When it doesn't fit¶

Multi-column sequencing. If logical order requires comparing (event_time, source_shard, within_shard_sequence), a single-column sequence_by may not capture it. May need to derive a composite.
Per-key SCD-type heterogeneity. AutoCDC's stored_as_scd_type is per-target-table. If some keys need Type 1 (employee name typos) and others Type 2 (employee department history), the pipeline must split into two AutoCDC flows.
Non-standard merge semantics. If the deletion policy depends on multiple columns, or update-vs-insert disambiguation requires custom logic, hand-rolled MERGE retains authorial control that apply_as_deletes cannot match.
Non-Databricks platforms.

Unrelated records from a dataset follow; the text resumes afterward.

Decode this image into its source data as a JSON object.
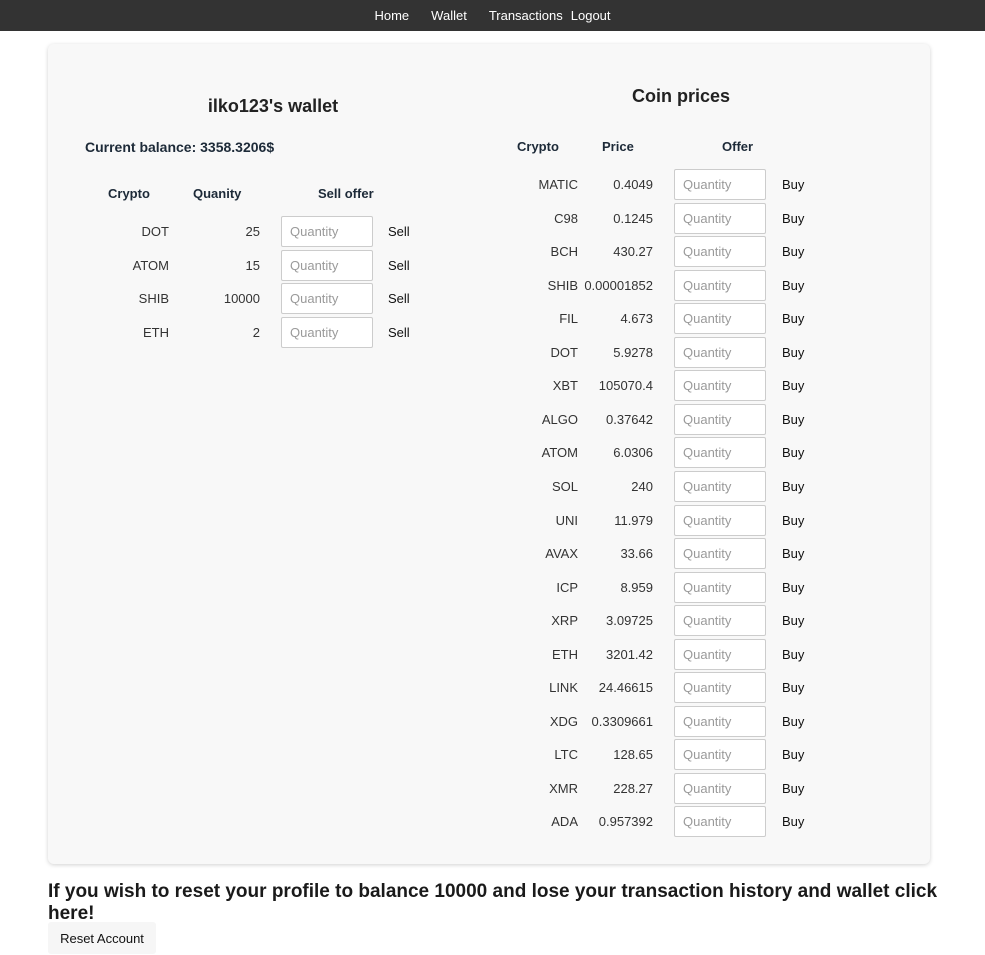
{
  "nav": {
    "items": [
      "Home",
      "Wallet",
      "Transactions",
      "Logout"
    ]
  },
  "wallet": {
    "title": "ilko123's wallet",
    "balance": "Current balance: 3358.3206$",
    "headers": {
      "crypto": "Crypto",
      "quantity": "Quanity",
      "offer": "Sell offer"
    },
    "placeholder": "Quantity",
    "action_label": "Sell",
    "rows": [
      {
        "symbol": "DOT",
        "quantity": "25"
      },
      {
        "symbol": "ATOM",
        "quantity": "15"
      },
      {
        "symbol": "SHIB",
        "quantity": "10000"
      },
      {
        "symbol": "ETH",
        "quantity": "2"
      }
    ]
  },
  "prices": {
    "title": "Coin prices",
    "headers": {
      "crypto": "Crypto",
      "price": "Price",
      "offer": "Offer"
    },
    "placeholder": "Quantity",
    "action_label": "Buy",
    "rows": [
      {
        "symbol": "MATIC",
        "price": "0.4049"
      },
      {
        "symbol": "C98",
        "price": "0.1245"
      },
      {
        "symbol": "BCH",
        "price": "430.27"
      },
      {
        "symbol": "SHIB",
        "price": "0.00001852"
      },
      {
        "symbol": "FIL",
        "price": "4.673"
      },
      {
        "symbol": "DOT",
        "price": "5.9278"
      },
      {
        "symbol": "XBT",
        "price": "105070.4"
      },
      {
        "symbol": "ALGO",
        "price": "0.37642"
      },
      {
        "symbol": "ATOM",
        "price": "6.0306"
      },
      {
        "symbol": "SOL",
        "price": "240"
      },
      {
        "symbol": "UNI",
        "price": "11.979"
      },
      {
        "symbol": "AVAX",
        "price": "33.66"
      },
      {
        "symbol": "ICP",
        "price": "8.959"
      },
      {
        "symbol": "XRP",
        "price": "3.09725"
      },
      {
        "symbol": "ETH",
        "price": "3201.42"
      },
      {
        "symbol": "LINK",
        "price": "24.46615"
      },
      {
        "symbol": "XDG",
        "price": "0.3309661"
      },
      {
        "symbol": "LTC",
        "price": "128.65"
      },
      {
        "symbol": "XMR",
        "price": "228.27"
      },
      {
        "symbol": "ADA",
        "price": "0.957392"
      }
    ]
  },
  "reset": {
    "message": "If you wish to reset your profile to balance 10000 and lose your transaction history and wallet click here!",
    "button_label": "Reset Account"
  }
}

The declarative API is vendor-gated; outside Databricks, the pattern requires rebuilding the semantic surface on another platform.

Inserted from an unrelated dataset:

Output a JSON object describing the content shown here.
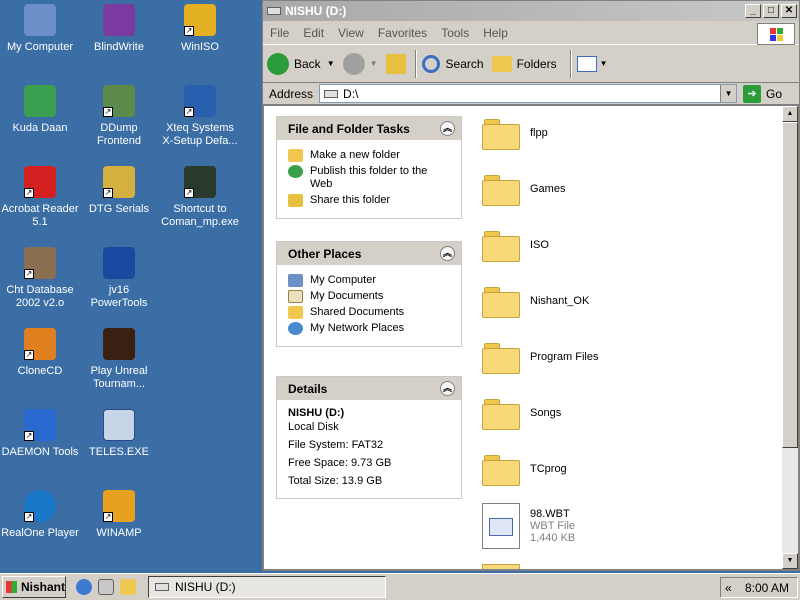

Composition with MERGE INTO¶

This pattern does not replace the underlying MERGE INTO over INSERT OVERWRITE pattern. MERGE is still the operational primitive the runtime chooses. What this pattern does replace is hand-authoring the MERGE. The declarative API becomes the authoring surface; MERGE becomes an implementation detail the runtime owns.

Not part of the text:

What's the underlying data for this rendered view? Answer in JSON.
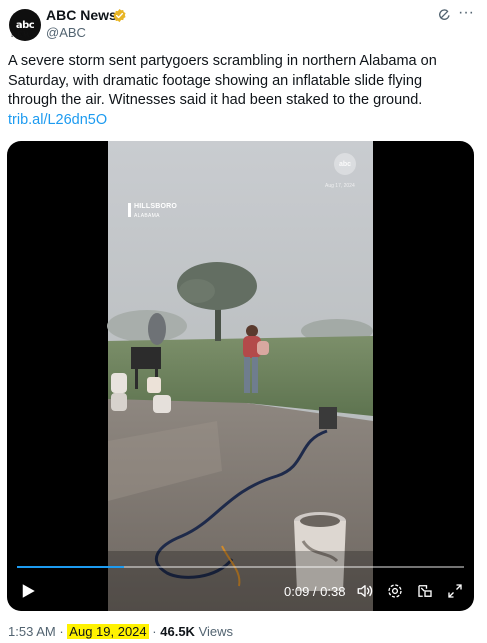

"While MERGE INTO remains a foundational Spark primitive, AutoCDC builds on it to handle out-of-sequence data and incremental processing more efficiently as data volumes grow." (Source: sources/2026-04-22-databricks-stop-hand-coding-change-data-capture-pipelines)

Anti-patterns¶

Claiming LLM codegen "fixes" hand-rolled MERGE. Generating MERGE logic faster doesn't change its unbounded failure envelope. Either the LLM generates declarative AutoCDC (bounded) or the author accepts the correctness burden of MERGE (unbounded).
Skipping sequence_by because "events arrive in order". Kafka partition rebalances, multi-source aggregation, retries all reorder. Declare the sequencing column even when arrival looks ordered; it's cheap insurance.
Inlining hand-rolled dedup alongside declarative pipelines. Mixing max_by(struct("*"), "sequenceNum") staging logic with AutoCDC flows defeats the point — the declarative guarantees only apply to what the runtime owns.
Treating the 71% / 96% perf gains as inherent properties of declarative APIs. They're Runtime improvements Databricks shipped; the architectural point is only that declarative APIs let such improvements propagate universally.

Seen in¶

sources/2026-04-22-databricks-stop-hand-coding-change-data-capture-pipelines — canonical Databricks framing of the declarative CDC pattern. Introduces AutoCDC as the implementation; contrasts ~6–10 lines of AutoCDC against 40–200+ lines of hand-rolled MERGE across SCD Type 1, SCD Type 2, and snapshot-diff inference input modes. Named adopters (Navy Federal Credit Union, Block, Valora Group) report code-reduction gains ("4 lines could replace 1,500 lines", "days to hours") and confirm the pattern's bounded-correctness argument in regulated- vertical production. First canonical wiki pattern page for the declarative-CDC axis.